Thanks to everyone who contributed their votes, opinions, and feedback to this project. I hope you will find that the final list was worth your while. If you're willing to do it all again, then stop by and vote for our newest list, the Top 10 Fantasy Worlds. Without further ado, here they are, the Top 10 SF Films:

1. Bladerunner directed by Ridley Scott

2. 2001: A Space Odyssey directed by Stanley Kubrick

3. Alien directed by Ridley Scott

4. Star Wars Episode IV: A New Hope directed by George Lucas

5. Forbidden Planet directed by Fred M. Wilcox

6. The Matrix directed by Andy & Larry Wachowski

7. The Day the Earth Stood Still directed by Robert Wise

8.  Metropolis directed by Fritz Lang.

9. Serenity directed by Joss Whedon.

10. Silent Running directed by Douglas Trumbull.

If you're interested to see further results (films ranked 11-45), as well as reader commentary on this Top 10, please feel free to check out the full article.

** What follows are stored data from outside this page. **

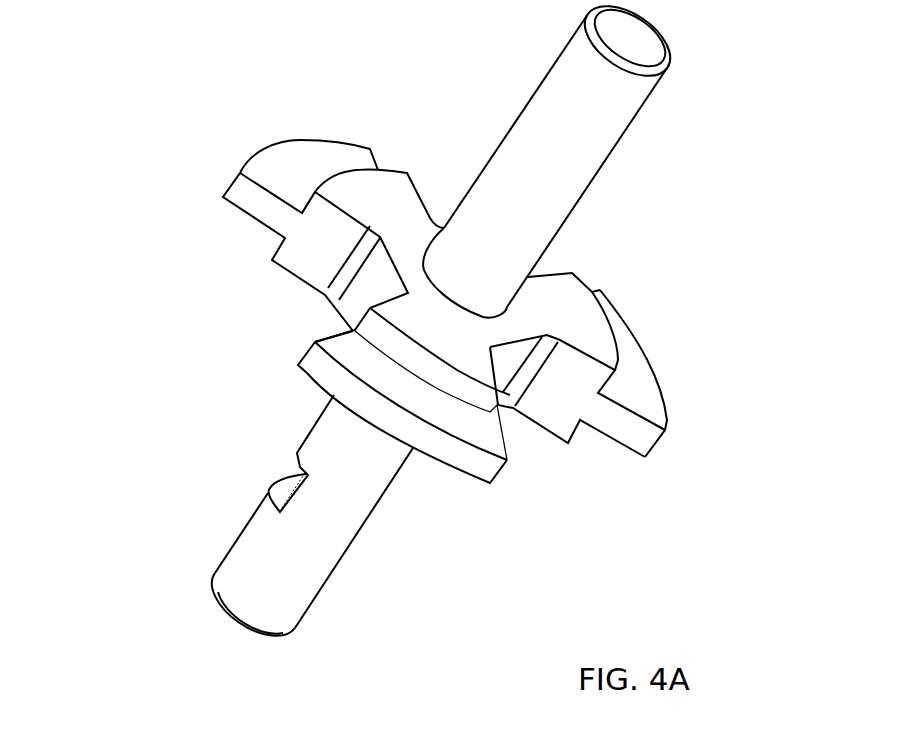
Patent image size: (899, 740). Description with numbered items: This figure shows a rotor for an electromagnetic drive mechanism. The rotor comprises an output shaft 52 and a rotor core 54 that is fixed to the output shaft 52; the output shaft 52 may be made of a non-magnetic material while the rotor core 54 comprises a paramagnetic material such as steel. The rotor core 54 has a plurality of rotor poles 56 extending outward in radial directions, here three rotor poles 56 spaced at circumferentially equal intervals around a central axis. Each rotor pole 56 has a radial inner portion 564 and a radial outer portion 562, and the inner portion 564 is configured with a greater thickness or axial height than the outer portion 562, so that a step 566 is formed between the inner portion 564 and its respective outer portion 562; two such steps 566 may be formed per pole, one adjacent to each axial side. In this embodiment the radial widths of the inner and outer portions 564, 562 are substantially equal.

The output shaft 52 is at (555, 168).
The rotor core 54 is at (363, 292).
The rotor pole 56 is at (576, 406).
The radial outer portion 562 is at (630, 388).
The radial inner portion 564 is at (577, 328).
The step 566 is at (448, 385).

So, what do you think of the list? Do you find it an accurate representation? What films would you add? Which would you take away? What got unfairly ignored? Which films were ranked too high? Do you find this list predictable? Does it contain any surprises?


----------



## Maeglin (Sep 27, 2006)

Matrix is ranked way too high. Sure its an interesting story, but the acting in movie was some of the worst I've ever seen. One word: Keanu.


----------



## Violanthe (Sep 28, 2006)

Lots of people are still quite devoted fans, and their votes placed it so high. Can't say I'm one of them. But that was my impression from counting up the votes.


----------



## Persephone (Oct 29, 2006)

Galaxy Quest
Fifth Element
Star Wars
AI
Hitchhiker's Guide to the Galaxy
Men in Black
Independence day
Matrix 1
Mars Attacks
Planet of the Apes (new version)


----------



## Violanthe (Oct 31, 2006)

An interesting list. Not a lot of those made it into the top 45


----------



## Erestor Arcamen (Oct 31, 2006)

My top 8:

1. 2001 A Space Oddysey
2. Star Wars Return of the Jedi
3. Forbidden Planet
4. The Day the Earth Stood Still
5. The Matrix
6. Independence Day
7. Mars Attacks
8. Signs


----------



## Violanthe (Nov 14, 2006)

Great list, Erestor!


----------



## Confusticated (Oct 5, 2010)

Dude how can Total Recall have not been mentioned.:*D

eXistenZ is cool too.


----------